Trump's campaign is planning primary ads on Hispanic TV and radio along with targeted mail. In a general election and likely rematch with Biden, Trump's advisers think his messages about the economy, the U.S.-Mexico border and cultural issues will resonate with Latinos.
“From the standpoint of the Trump campaign in the general election, we're going to aggressively pursue votes everywhere. We’re going to compete everywhere for votes," he said. “We’re extremely bullish on the fact that we have a receptive audience."
Julie Chavez Rodriguez, Biden’s campaign manager, held a news conference Tuesday in downtown Miami to promote the reelection effort’s work with Latinos. The Biden campaign has run ads in English, Spanish and Spanglish, combining words of both languages the way many Hispanics do in the United States.
“Latinos continue to support Democrats overwhelmingly,” Chavez Rodriguez said. “That being said, we are not taking any of this for granted.”
More than 95% of Hialeah's 220,000 residents identify as Hispanic or Latino, according to the most recent census numbers. Most are Cuban or Cuban American and speak Spanish at home.
Florida Gov. Ron DeSantis last year became the first Republican in 20 years to win Miami-Dade County, which includes Hialeah, on his way to a blowout reelection victory.
Data from AP VoteCast, a sweeping survey of the national electorate, found that more than half of Latino voters in the state backed DeSantis for governor in 2022, and a similar number supported Republican incumbent Marco Rubio in that year’s Senate race. Each candidate's total was higher than the 45% of Latinos who supported Trump for president in 2020.
Voting with his family in Hialeah, Perez credited DeSantis for pushing against COVID-19 vaccine mandates and lockdowns, a stand that is a key part of the governor's presidential campaign pitch.
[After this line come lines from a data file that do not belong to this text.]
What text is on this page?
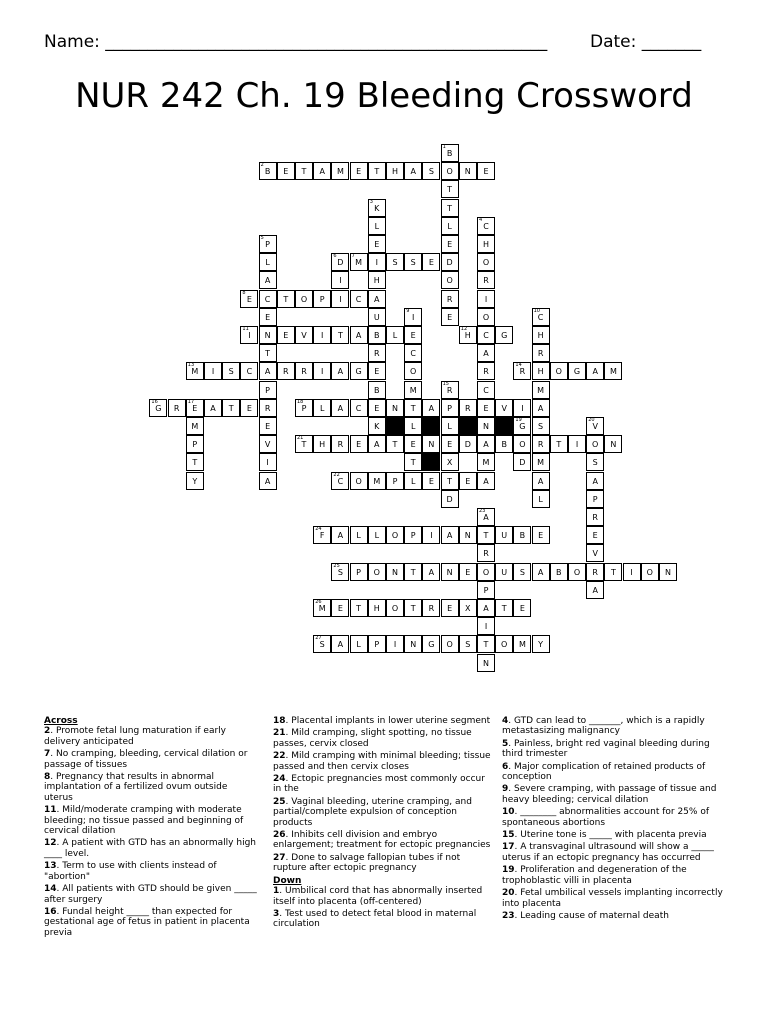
Name: ____________________________________________________	Date: _______
NUR 242 Ch. 19 Bleeding Crossword
1
B
2
B	E	T	A	M	E	T	H	A	S	O	N	E
T
3
K	T
L	L
4
C
5
P	E	E	H
L
6
D
7
M	I	S	S	E	D	O
A	I	H	O	R
8
E	C	T	O	P	I	C	A	R	I
E	U
9
I	E	O
10
C
11
I	N	E	V	I	T	A	B	L	E
12
H	C	G	H
T	R	C	A	R
13
M	I	S	C	A	R	R	I	A	G	E	O	R
14
R	H	O	G	A	M
P	B	M
15
R	C	M
16
G	R
17
E	A	T	E	R
18
P	L	A	C	E	N	T	A	P	R	E	V	I	A
M	E	K	L	L	N
19
G	S
20
V
P	V
21
T	H	R	E	A	T	E	N	E	D	A	B	O	R	T	I	O	N
T	I	T	X	M	D	M	S
Y	A
22
C	O	M	P	L	E	T	E	A	A	A
D	L	P
23
A	R
24
F	A	L	L	O	P	I	A	N	T	U	B	E	E
R	V
25
S	P	O	N	T	A	N	E	O	U	S	A	B	O	R	T	I	O	N
P	A
26
M	E	T	H	O	T	R	E	X	A	T	E
I
27
S	A	L	P	I	N	G	O	S	T	O	M	Y
N

Across

2. Promote fetal lung maturation if early delivery anticipated

7. No cramping, bleeding, cervical dilation or passage of tissues

8. Pregnancy that results in abnormal implantation of a fertilized ovum outside uterus

11. Mild/moderate cramping with moderate bleeding; no tissue passed and beginning of cervical dilation

12. A patient with GTD has an abnormally high ____ level.

13. Term to use with clients instead of "abortion"

14. All patients with GTD should be given _____ after surgery

16. Fundal height _____ than expected for gestational age of fetus in patient in placenta previa

18. Placental implants in lower uterine segment

21. Mild cramping, slight spotting, no tissue passes, cervix closed

22. Mild cramping with minimal bleeding; tissue passed and then cervix closes

24. Ectopic pregnancies most commonly occur in the

25. Vaginal bleeding, uterine cramping, and partial/complete expulsion of conception products

26. Inhibits cell division and embryo enlargement; treatment for ectopic pregnancies

27. Done to salvage fallopian tubes if not rupture after ectopic pregnancy

Down

1. Umbilical cord that has abnormally inserted itself into placenta (off-centered)

3. Test used to detect fetal blood in maternal circulation

4. GTD can lead to _______, which is a rapidly metastasizing malignancy

5. Painless, bright red vaginal bleeding during third trimester

6. Major complication of retained products of conception

9. Severe cramping, with passage of tissue and heavy bleeding; cervical dilation

10. ________ abnormalities account for 25% of spontaneous abortions

15. Uterine tone is _____ with placenta previa

17. A transvaginal ultrasound will show a _____ uterus if an ectopic pregnancy has occurred

19. Proliferation and degeneration of the trophoblastic villi in placenta

20. Fetal umbilical vessels implanting incorrectly into placenta

23. Leading cause of maternal death
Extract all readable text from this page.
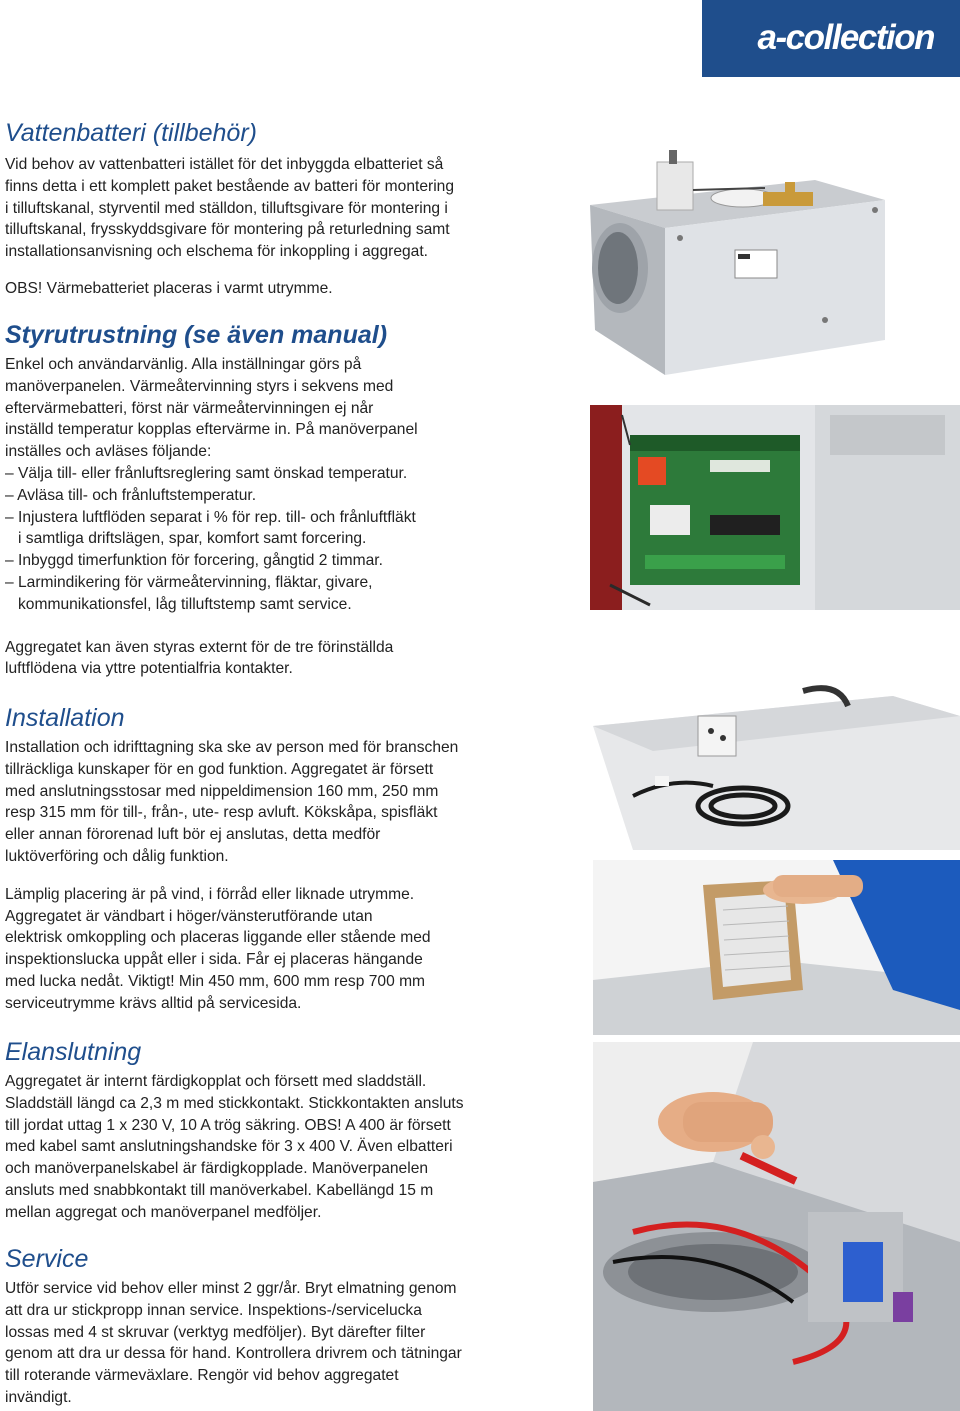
a-collection
Vattenbatteri (tillbehör)

Vid behov av vattenbatteri istället för det inbyggda elbatteriet så

finns detta i ett komplett paket bestående av batteri för montering

i tilluftskanal, styrventil med ställdon, tilluftsgivare för montering i

tilluftskanal, frysskyddsgivare för montering på returledning samt

installationsanvisning och elschema för inkoppling i aggregat.

OBS! Värmebatteriet placeras i varmt utrymme.

Styrutrustning (se även manual)

Enkel och användarvänlig. Alla inställningar görs på

manöverpanelen. Värmeåtervinning styrs i sekvens med

eftervärmebatteri, först när värmeåtervinningen ej når

inställd temperatur kopplas eftervärme in. På manöverpanel

inställes och avläses följande:

– Välja till- eller frånluftsreglering samt önskad temperatur.

– Avläsa till- och frånluftstemperatur.

– Injustera luftflöden separat i % för rep. till- och frånluftfläkt

i samtliga driftslägen, spar, komfort samt forcering.

– Inbyggd timerfunktion för forcering, gångtid 2 timmar.

– Larmindikering för värmeåtervinning, fläktar, givare,

kommunikationsfel, låg tilluftstemp samt service.

Aggregatet kan även styras externt för de tre förinställda

luftflödena via yttre potentialfria kontakter.

Installation

Installation och idrifttagning ska ske av person med för branschen

tillräckliga kunskaper för en god funktion. Aggregatet är försett

med anslutningsstosar med nippeldimension 160 mm, 250 mm

resp 315 mm för till-, från-, ute- resp avluft. Kökskåpa, spisfläkt

eller annan förorenad luft bör ej anslutas, detta medför

luktöverföring och dålig funktion.

Lämplig placering är på vind, i förråd eller liknade utrymme.

Aggregatet är vändbart i höger/vänsterutförande utan

elektrisk omkoppling och placeras liggande eller stående med

inspektionslucka uppåt eller i sida. Får ej placeras hängande

med lucka nedåt. Viktigt! Min 450 mm, 600 mm resp 700 mm

serviceutrymme krävs alltid på servicesida.

Elanslutning

Aggregatet är internt färdigkopplat och försett med sladdställ.

Sladdställ längd ca 2,3 m med stickkontakt. Stickkontakten ansluts

till jordat uttag 1 x 230 V, 10 A trög säkring. OBS! A 400 är försett

med kabel samt anslutningshandske för 3 x 400 V. Även elbatteri

och manöverpanelskabel är färdigkopplade. Manöverpanelen

ansluts med snabbkontakt till manöverkabel. Kabellängd 15 m

mellan aggregat och manöverpanel medföljer.

Service

Utför service vid behov eller minst 2 ggr/år. Bryt elmatning genom

att dra ur stickpropp innan service. Inspektions-/servicelucka

lossas med 4 st skruvar (verktyg medföljer). Byt därefter filter

genom att dra ur dessa för hand. Kontrollera drivrem och tätningar

till roterande värmeväxlare. Rengör vid behov aggregatet

invändigt.
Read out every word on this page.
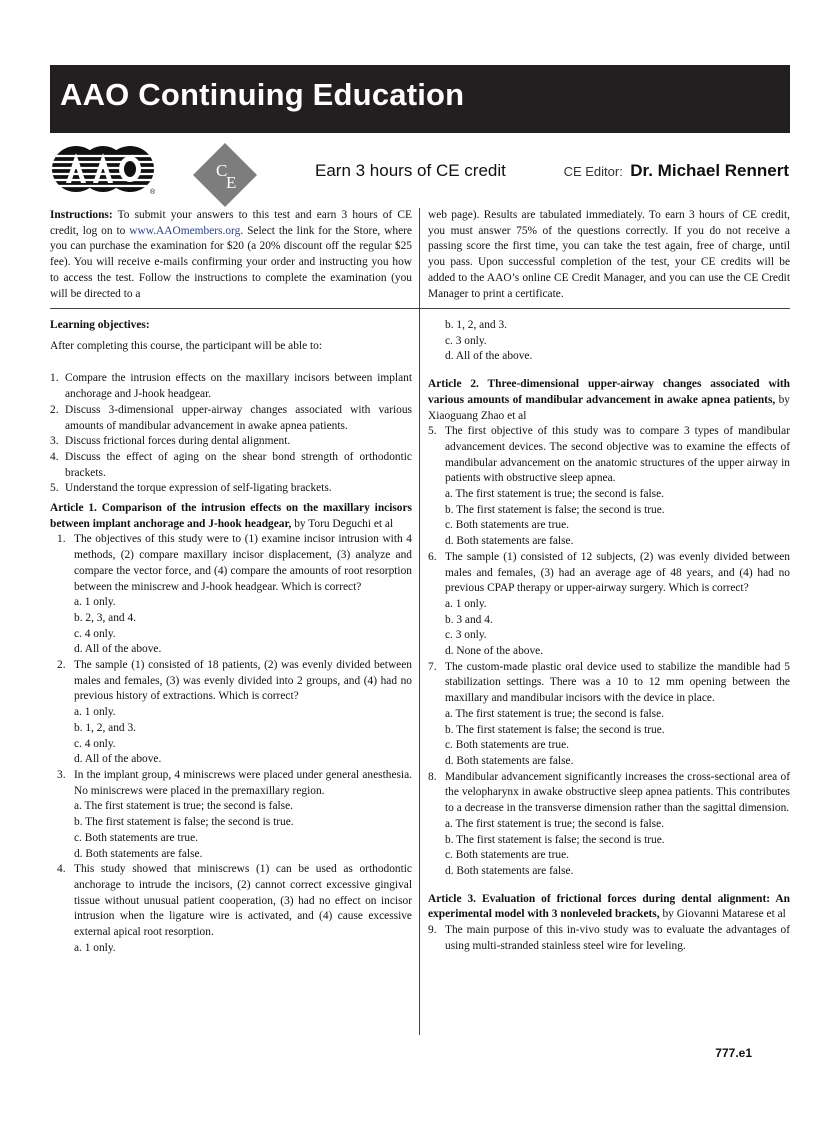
AAO Continuing Education
®
C
E
Earn 3 hours of CE credit	CE Editor: Dr. Michael Rennert

Instructions: To submit your answers to this test and earn 3 hours of CE credit, log on to www.AAOmembers.org. Select the link for the Store, where you can purchase the examination for $20 (a 20% discount off the regular $25 fee). You will receive e-mails confirming your order and instructing you how to access the test. Follow the instructions to complete the examination (you will be directed to a

web page). Results are tabulated immediately. To earn 3 hours of CE credit, you must answer 75% of the questions correctly. If you do not receive a passing score the first time, you can take the test again, free of charge, until you pass. Upon successful completion of the test, your CE credits will be added to the AAO’s online CE Credit Manager, and you can use the CE Credit Manager to print a certificate.

Learning objectives:

After completing this course, the participant will be able to:

1. Compare the intrusion effects on the maxillary incisors between implant anchorage and J-hook headgear.
2. Discuss 3-dimensional upper-airway changes associated with various amounts of mandibular advancement in awake apnea patients.
3. Discuss frictional forces during dental alignment.
4. Discuss the effect of aging on the shear bond strength of orthodontic brackets.
5. Understand the torque expression of self-ligating brackets.

Article 1. Comparison of the intrusion effects on the maxillary incisors between implant anchorage and J-hook headgear, by Toru Deguchi et al

1. The objectives of this study were to (1) examine incisor intrusion with 4 methods, (2) compare maxillary incisor displacement, (3) analyze and compare the vector force, and (4) compare the amounts of root resorption between the miniscrew and J-hook headgear. Which is correct?
a. 1 only.
b. 2, 3, and 4.
c. 4 only.
d. All of the above.
2. The sample (1) consisted of 18 patients, (2) was evenly divided between males and females, (3) was evenly divided into 2 groups, and (4) had no previous history of extractions. Which is correct?
a. 1 only.
b. 1, 2, and 3.
c. 4 only.
d. All of the above.
3. In the implant group, 4 miniscrews were placed under general anesthesia. No miniscrews were placed in the premaxillary region.
a. The first statement is true; the second is false.
b. The first statement is false; the second is true.
c. Both statements are true.
d. Both statements are false.
4. This study showed that miniscrews (1) can be used as orthodontic anchorage to intrude the incisors, (2) cannot correct excessive gingival tissue without unusual patient cooperation, (3) had no effect on incisor intrusion when the ligature wire is activated, and (4) cause excessive external apical root resorption.
a. 1 only.
b. 1, 2, and 3.
c. 3 only.
d. All of the above.

Article 2. Three-dimensional upper-airway changes associated with various amounts of mandibular advancement in awake apnea patients, by Xiaoguang Zhao et al

5. The first objective of this study was to compare 3 types of mandibular advancement devices. The second objective was to examine the effects of mandibular advancement on the anatomic structures of the upper airway in patients with obstructive sleep apnea.
a. The first statement is true; the second is false.
b. The first statement is false; the second is true.
c. Both statements are true.
d. Both statements are false.
6. The sample (1) consisted of 12 subjects, (2) was evenly divided between males and females, (3) had an average age of 48 years, and (4) had no previous CPAP therapy or upper-airway surgery. Which is correct?
a. 1 only.
b. 3 and 4.
c. 3 only.
d. None of the above.
7. The custom-made plastic oral device used to stabilize the mandible had 5 stabilization settings. There was a 10 to 12 mm opening between the maxillary and mandibular incisors with the device in place.
a. The first statement is true; the second is false.
b. The first statement is false; the second is true.
c. Both statements are true.
d. Both statements are false.
8. Mandibular advancement significantly increases the cross-sectional area of the velopharynx in awake obstructive sleep apnea patients. This contributes to a decrease in the transverse dimension rather than the sagittal dimension.
a. The first statement is true; the second is false.
b. The first statement is false; the second is true.
c. Both statements are true.
d. Both statements are false.

Article 3. Evaluation of frictional forces during dental alignment: An experimental model with 3 nonleveled brackets, by Giovanni Matarese et al

9. The main purpose of this in-vivo study was to evaluate the advantages of using multi-stranded stainless steel wire for leveling.
777.e1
But the 41-year-old suggested DeSantis had “sacado las uñas,” a Spanish expression that means someone has “taken out their fingernails,” or become overly aggressive.
Trump has long courted the Cuban community, which skews more Republican than other Hispanics. According to Pew, a majority of Cuban American voters, 58%, identified as Republican or Republican-leaning before the 2020 election.
In the White House, Trump worked to undo President Barack Obama’s Cuba engagement policy and he sanctioned socialist governments in Latin America. As he runs once more, Trump has ramped up his efforts to cast Democrats as Marxists, socialists and communists — language that may resonate with Cuban and Venezuelan exiles who fled poverty and political persecution.
After Trump appeared at a federal courthouse in Miami in June to plead not guilty to dozens of felony counts accusing him of hoarding classified documents and refusing government demands to give them back, he headed to Versailles, an iconic Cuban restaurant, coffee shop and bakery in the city’s Little Havana neighborhood that is a popular stop for politicians visiting Miami.
Trump was cheered on by waiting supporters and later serenaded with “Happy Birthday” one day before his 77th birthday, and was prayed over by a rabbi.
Kevin Marino Cabrera, a Miami-Dade County commissioner who will speak at Wednesday's rally, said Trump “is taking his message directly to the voters while the other candidates are debating in a room full of campaign staff and media for a possible VP nomination or a job in a Trump administration.”
Unlike a debate crowd with loyalties split among candidates, Trump is expected to draw a boisterous audience that uniformly supports him.
“It’s not a polite crowd. It’s vociferous and festive,” said Dario Moreno, a political science professor at Florida International University. “He’s going to outshine those guys at the debate.”